Rhino conservationists are harnessing Chinese celebrity power in a bid to cut Asian demand for rhino horn, which has caused record slaughters in South Africa over the past six years.
Chinese-American actress Bai Ling (白靈) has been deployed to South African game reserves as part of an awareness campaign on illegal rhino killings, which look set to break last year’s record 668 poachings.
The actress is known for roles in the US television series Lost and Entourage and films like Wild Wild West and The Crow.
Photo: AFP
The spate of rhino killings has been triggered by demand for horn in Asia where consumers, especially in China and Vietnam, believe they have medicinal value.
Wealthy businesspeople, celebrities and public officials in Vietnam buy rhino horn as a status symbol, according to a study recently released by the WWF.
Bai, who was born in Chengdu in southwest China, expressed shock at the brutality of the rhino killings.
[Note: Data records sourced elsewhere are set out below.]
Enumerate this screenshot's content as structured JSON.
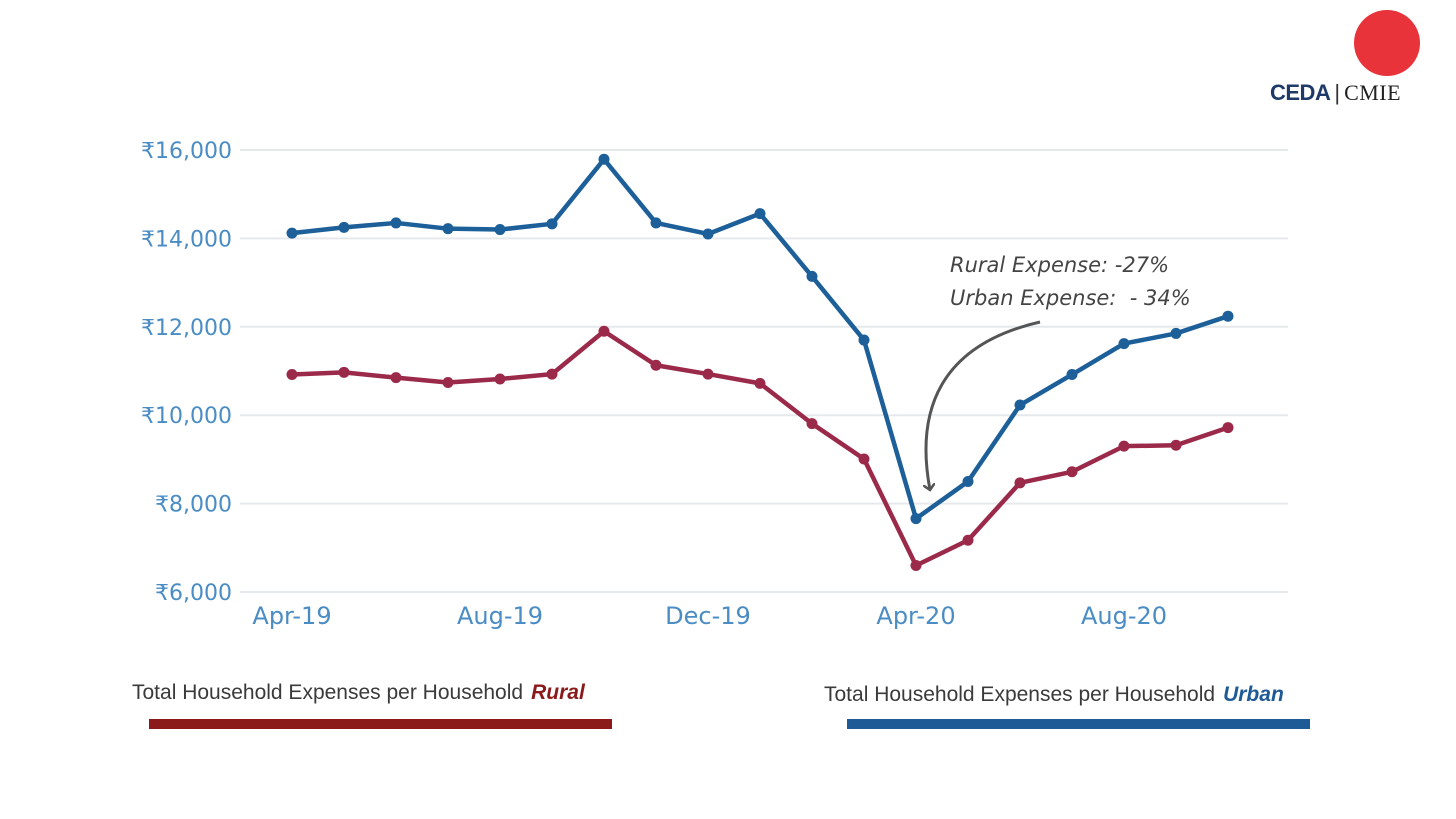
{
  "logo": {
    "ceda": "CEDA",
    "separator": "|",
    "cmie": "CMIE"
  },
  "colors": {
    "rural": "#9b2a4a",
    "urban": "#1d5f99",
    "rural_legend": "#8b1a1a",
    "urban_legend": "#1d5a96",
    "logo_circle": "#e8333a",
    "axis_text": "#4a8cc4"
  },
  "annotation": {
    "line1": "Rural Expense: -27%",
    "line2": "Urban Expense:  - 34%"
  },
  "legend": {
    "rural": {
      "label": "Total Household Expenses per Household",
      "tag": "Rural"
    },
    "urban": {
      "label": "Total Household Expenses per Household",
      "tag": "Urban"
    }
  },
  "chart_data": {
    "type": "line",
    "title": "",
    "xlabel": "",
    "ylabel": "",
    "x": [
      "Apr-19",
      "May-19",
      "Jun-19",
      "Jul-19",
      "Aug-19",
      "Sep-19",
      "Oct-19",
      "Nov-19",
      "Dec-19",
      "Jan-20",
      "Feb-20",
      "Mar-20",
      "Apr-20",
      "May-20",
      "Jun-20",
      "Jul-20",
      "Aug-20",
      "Sep-20",
      "Oct-20"
    ],
    "x_tick_labels": [
      "Apr-19",
      "Aug-19",
      "Dec-19",
      "Apr-20",
      "Aug-20"
    ],
    "y_tick_labels": [
      "₹16,000",
      "₹14,000",
      "₹12,000",
      "₹10,000",
      "₹8,000",
      "₹6,000"
    ],
    "ylim": [
      6000,
      16000
    ],
    "y_ticks": [
      16000,
      14000,
      12000,
      10000,
      8000,
      6000
    ],
    "grid": "horizontal",
    "series": [
      {
        "key": "urban",
        "values": [
          14120,
          14250,
          14350,
          14220,
          14200,
          14330,
          15790,
          14350,
          14100,
          14560,
          13140,
          11700,
          7660,
          8500,
          10230,
          10920,
          11620,
          11850,
          12240
        ]
      },
      {
        "key": "rural",
        "values": [
          10920,
          10970,
          10850,
          10740,
          10820,
          10930,
          11900,
          11130,
          10930,
          10720,
          9810,
          9010,
          6600,
          7170,
          8470,
          8720,
          9300,
          9320,
          9720
        ]
      }
    ]
  }
}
“I didn’t know how badly they were hurt and wounded and treated, and how lonely. And how they’re going to die,” she said, after seeing a video of brutally maimed rhinos.
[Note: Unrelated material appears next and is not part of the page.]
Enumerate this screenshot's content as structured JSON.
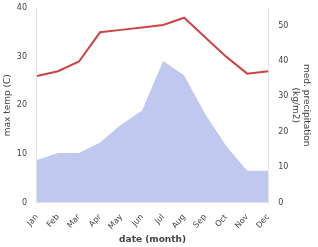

Poachers shoot bullets or a dart at the rhino, then hack off its horn with machetes, often cutting into the skull while the animal is still conscious.
Chinese consumers have to be educated about rhino poaching, Bai added, saying she had written about the issue on her blog in a bid to raise awareness.
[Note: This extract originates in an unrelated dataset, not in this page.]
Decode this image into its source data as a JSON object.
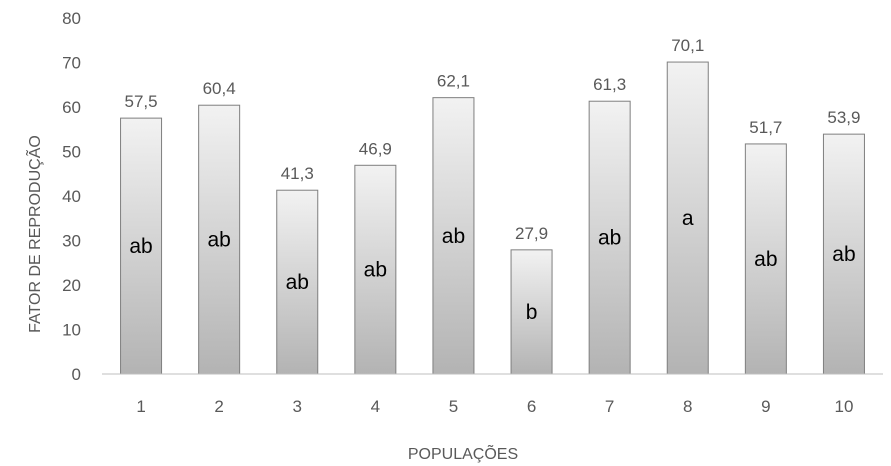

“They don’t know what’s going on. They believe there are thousands and thousands of rhinos over there, and they don’t know how the rhino horn is produced. Maybe they think this is just like cows or chickens,” she said.
In fact the number of rhinos has dwindled to about 25,000.
“Basically you have 85 percent of all the rhinos in South Africa,” she said during a visit to the Entabeni Game Reserve in South Africa’s northern Limpopo province.
“If we don’t stop this, they’re going to be finished,” she added.
Campaign organizer Dex Kotze hopes Bai’s active social media profile will promote the message in Asia.
“This was the first group of celebrities invited to Africa to assist us in creating global awareness about rhino and elephant poaching,” Kotze said. “We invited Bai Ling because she has more than two million fans and followers in Asia, especially in China, where the market for rhino horn and elephant ivory is.”
Bai has already posted pictures of herself petting a young rhino at Entabeni’s orphanage for animals whose mothers have been
slaughtered on a Chinese micro
blogging site, as well as English and Mandarin blogs.
Sophisticated international syndicates run the rhino trade, while prosecutors have mostly targeted lower-level poachers. New hunters are easily drawn from the impoverished communities surrounding Africa’s nature reserves.
Even the South African army’s deployment in the world-famous Kruger National Park, along with high-tech surveillance equipment, have failed to curb the killings.
Over 600 rhinos have been poached in South Africa this year, up from 13 in 2007.
“If you don’t find the mother’s body, the baby will stay next to it for days on end and just die of starvation and dehydration,” said US model and actress Christie Brinkley, who has also been involved in the campaign.
Brinkley, 59, who has been involved in environmental activism in the past, said multiple strategies were needed to target the poaching.